We agree with the Court of Appeals
in its award of moral and exemplary damages to respondent. CATHAY summarily dismissed Singson from the
service based only on the recommendation of its medical officers, in effect,
failing to observe the provision of the Labor Code which requires a
certification by a competent public health authority. Notably, the decision to dismiss Singson was reached after a
single examination only. CATHAY’s
medical officers recommended Singson’s dismissal even after having diagnosed
her condition to have vastly improved.
It did not make even a token offer for Singson to take a leave of
absence as what it provided in its Contract of Service. CATHAY is presumed to know the law and the
stipulation in its Contract of Service with Singson.

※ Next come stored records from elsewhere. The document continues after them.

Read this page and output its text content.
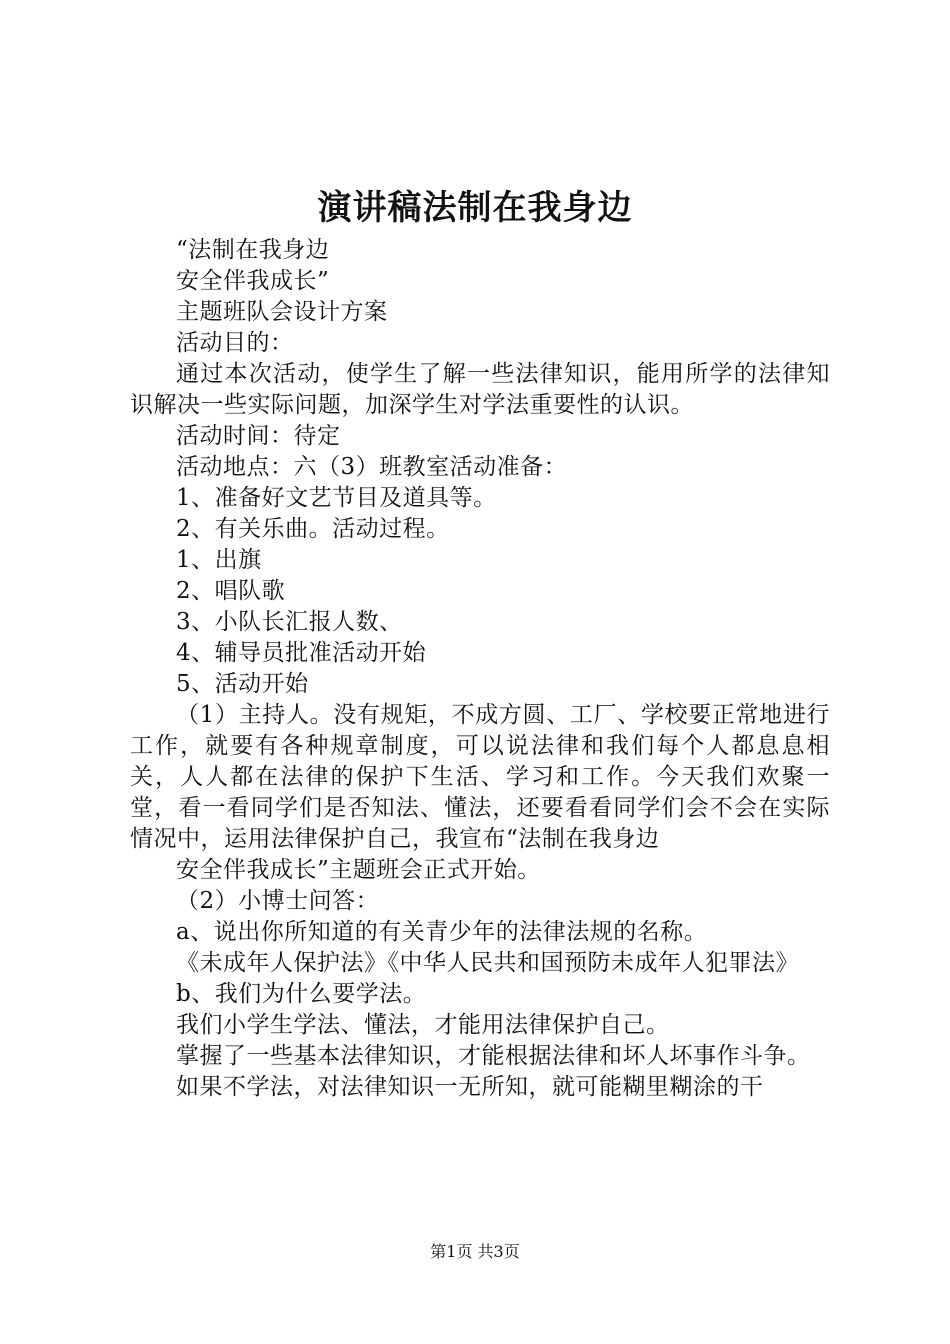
演讲稿法制在我身边

“法制在我身边

安全伴我成长”

主题班队会设计方案

活动目的：

通过本次活动，使学生了解一些法律知识，能用所学的法律知识解决一些实际问题，加深学生对学法重要性的认识。

活动时间：待定

活动地点：六（3）班教室活动准备：

1、准备好文艺节目及道具等。

2、有关乐曲。活动过程。

1、出旗

2、唱队歌

3、小队长汇报人数、

4、辅导员批准活动开始

5、活动开始

（1）主持人。没有规矩，不成方圆、工厂、学校要正常地进行工作，就要有各种规章制度，可以说法律和我们每个人都息息相关，人人都在法律的保护下生活、学习和工作。今天我们欢聚一堂，看一看同学们是否知法、懂法，还要看看同学们会不会在实际情况中，运用法律保护自己，我宣布“法制在我身边

安全伴我成长”主题班会正式开始。

（2）小博士问答：

a、说出你所知道的有关青少年的法律法规的名称。

《未成年人保护法》《中华人民共和国预防未成年人犯罪法》

b、我们为什么要学法。

我们小学生学法、懂法，才能用法律保护自己。

掌握了一些基本法律知识，才能根据法律和坏人坏事作斗争。

如果不学法，对法律知识一无所知，就可能糊里糊涂的干

第1页 共3页
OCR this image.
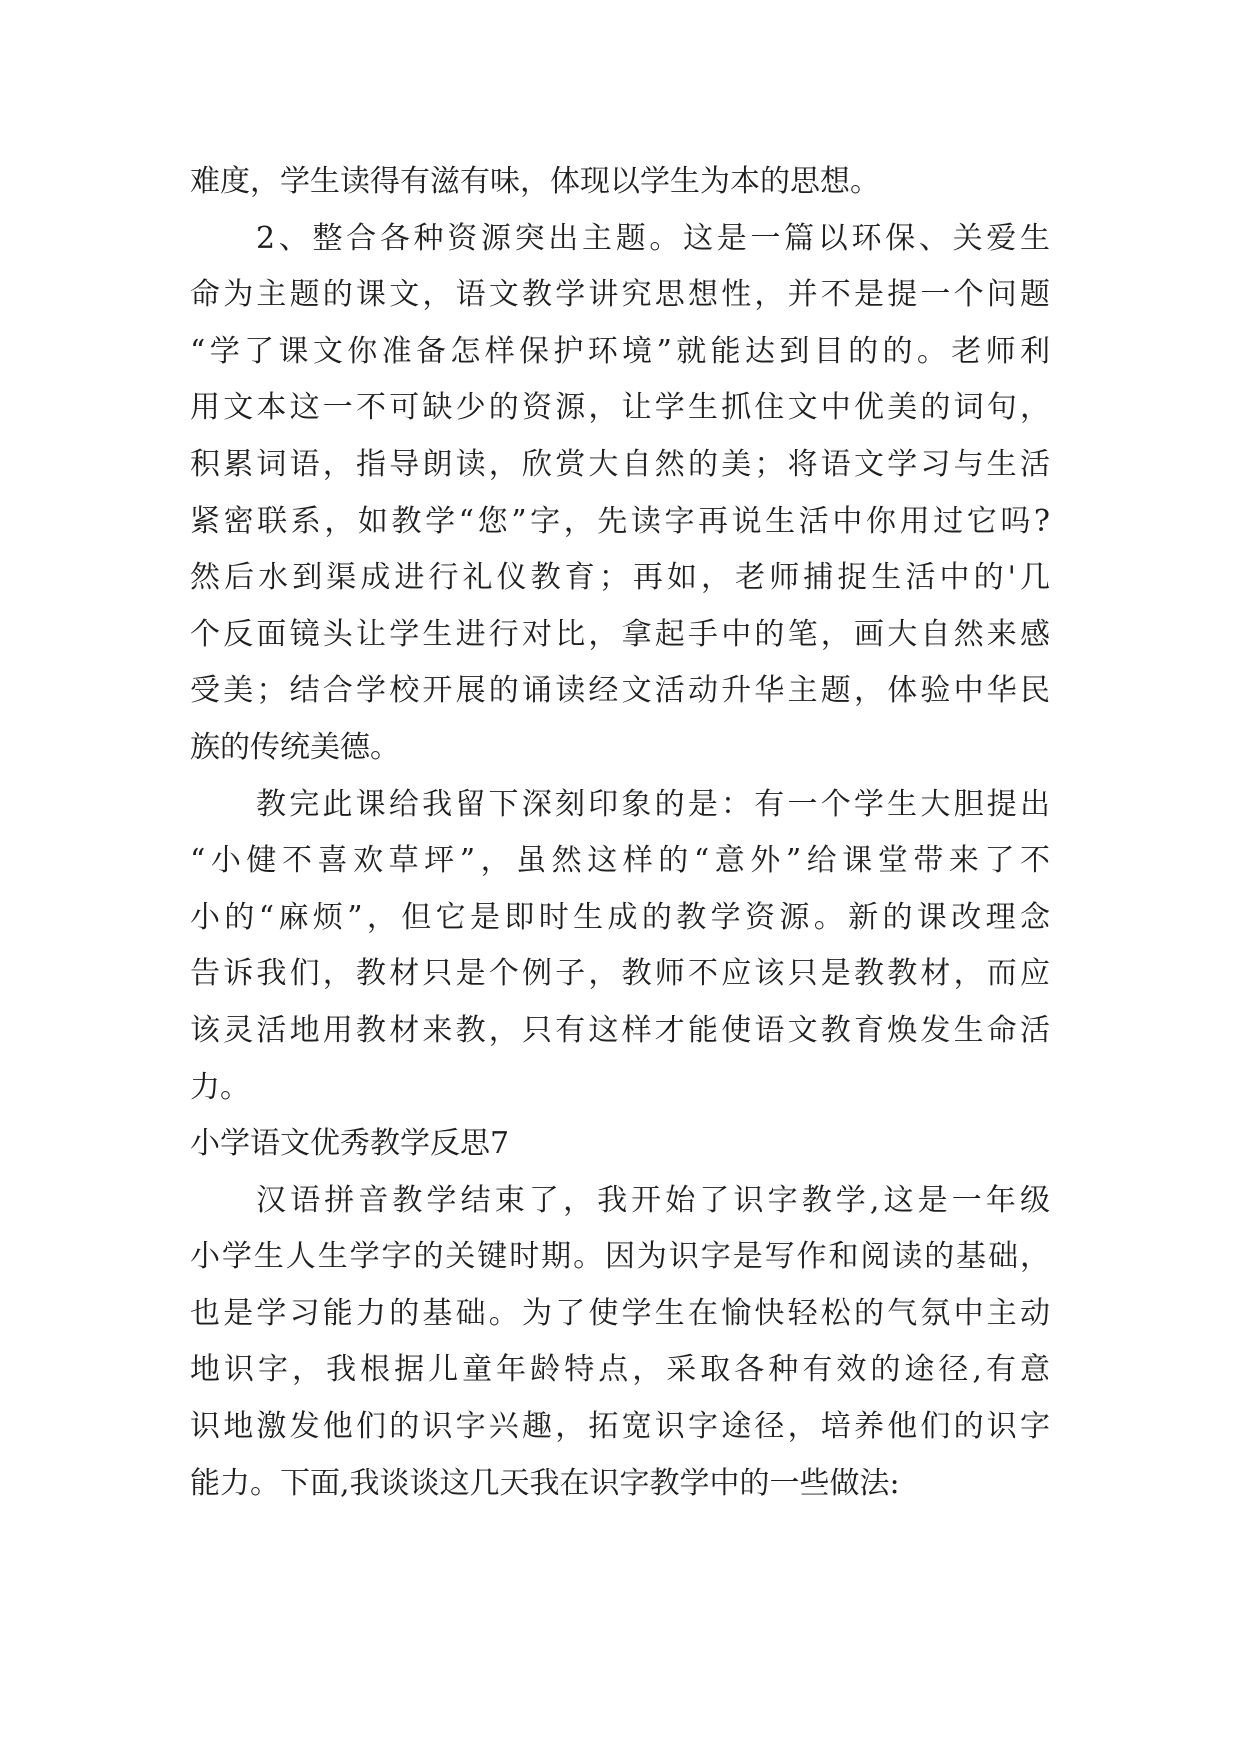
难度，学生读得有滋有味，体现以学生为本的思想。
2、整合各种资源突出主题。这是一篇以环保、关爱生
命为主题的课文，语文教学讲究思想性，并不是提一个问题
“学了课文你准备怎样保护环境”就能达到目的的。老师利
用文本这一不可缺少的资源，让学生抓住文中优美的词句，
积累词语，指导朗读，欣赏大自然的美；将语文学习与生活
紧密联系，如教学“您”字，先读字再说生活中你用过它吗?
然后水到渠成进行礼仪教育；再如，老师捕捉生活中的'几
个反面镜头让学生进行对比，拿起手中的笔，画大自然来感
受美；结合学校开展的诵读经文活动升华主题，体验中华民
族的传统美德。
教完此课给我留下深刻印象的是：有一个学生大胆提出
“小健不喜欢草坪”，虽然这样的“意外”给课堂带来了不
小的“麻烦”，但它是即时生成的教学资源。新的课改理念
告诉我们，教材只是个例子，教师不应该只是教教材，而应
该灵活地用教材来教，只有这样才能使语文教育焕发生命活
力。
小学语文优秀教学反思7
汉语拼音教学结束了，我开始了识字教学,这是一年级
小学生人生学字的关键时期。因为识字是写作和阅读的基础，
也是学习能力的基础。为了使学生在愉快轻松的气氛中主动
地识字，我根据儿童年龄特点，采取各种有效的途径,有意
识地激发他们的识字兴趣，拓宽识字途径，培养他们的识字
能力。下面,我谈谈这几天我在识字教学中的一些做法:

WHEREFORE, the Decision of the Court of Appeals dated 20
September 1999 declaring the dismissal of respondent Martha Z. Singson by
petitioner CATHAY PACIFIC AIRWAYS, LTD. as illegal and ordering her
reinstatement to her former or an equivalent position without loss of seniority
rights, with full back wages and benefits, and to pay her HK$500.00 as moral
damages, HK$500.00 as exemplary damages plus ten percent (10%) of the total
monetary award as attorney’s fees, is AFFIRMED. The amounts received by respondent representing her six (6)
months retirement gratuity and one (1) month pay in lieu of notice should be
DEDUCTED from respondent’s computed back wages, with costs against petitioner.
SO ORDERED.
Mendoza, (Acting Chairman),
Quisumbing, and De Leon, Jr., JJ., concur.
Buena, J., abroad on official business.
[1] Decision penned by
Associate Justice Jose L. Sabio, Jr., concurred in by Associate Justices Hector
L. Hofileña and Omar U. Amin, Fifteenth Division.
[2] SC Resolution dated
29 May 1996.
[3] SC Resolution dated
25 January 1999.
[4] Decision penned by
Commissioner Rogelio I. Rayala and concurred in by Presiding Commissioner Raul
T. Aquino and Commissioner Victoriano R. Calaycay, Second Division.
[5] Records, pp.
310-324.
[6] Id., p. 440,
SC Resolution dated 25 January 1999.
[7] Rollo, p. 18,
citing Labor Arbiter’s Decision referring to par. 16 of the affidavit of Dr.
Benjamin Lazo, witness for respondent Martha Z. Singson.
[8] SEC. 8. Disease as a
ground for dismissal. – Where the employee suffers from a disease and his
continued employment is prohibited by law or prejudicial to his health or to
the health of his-co-employees, the employer shall not terminate his employment
unless there is a certification by competent public health authority that the
disease is of such nature or at a such stage it cannot be cured within a period
of six (6) months even with proper medical treatment. If the disease or ailment can be cured within the period, the
employer shall not terminate the employee but shall ask the employee to take a
leave. The employer shall reinstate
such employee to his former position immediately upon the restoration of his
normal health. (Book VI, Labor Code
Omnibus Implementing Rules).
[9] Rollo, pp.
12-26.
[10] Canete v.
NLRC, G.R. No. 130425, 30 September 1999; Salonga v. NLRC, G.R. No.
118120, 23 February 1996, 254 SCRA 11, citing Cagampan v. NLRC, G.R.
Nos. 85122-24, 28 March 1991, 195 SCRA 533; Panlilio v. NLRC, G.R. No.
117459, 17 October 1997.
[11] Ibid.
[12] Ibid.
[13] NFD International
Manning Agents v. NLRC, G.R. No. 116629, 16 January 1998, 284 SCRA 239.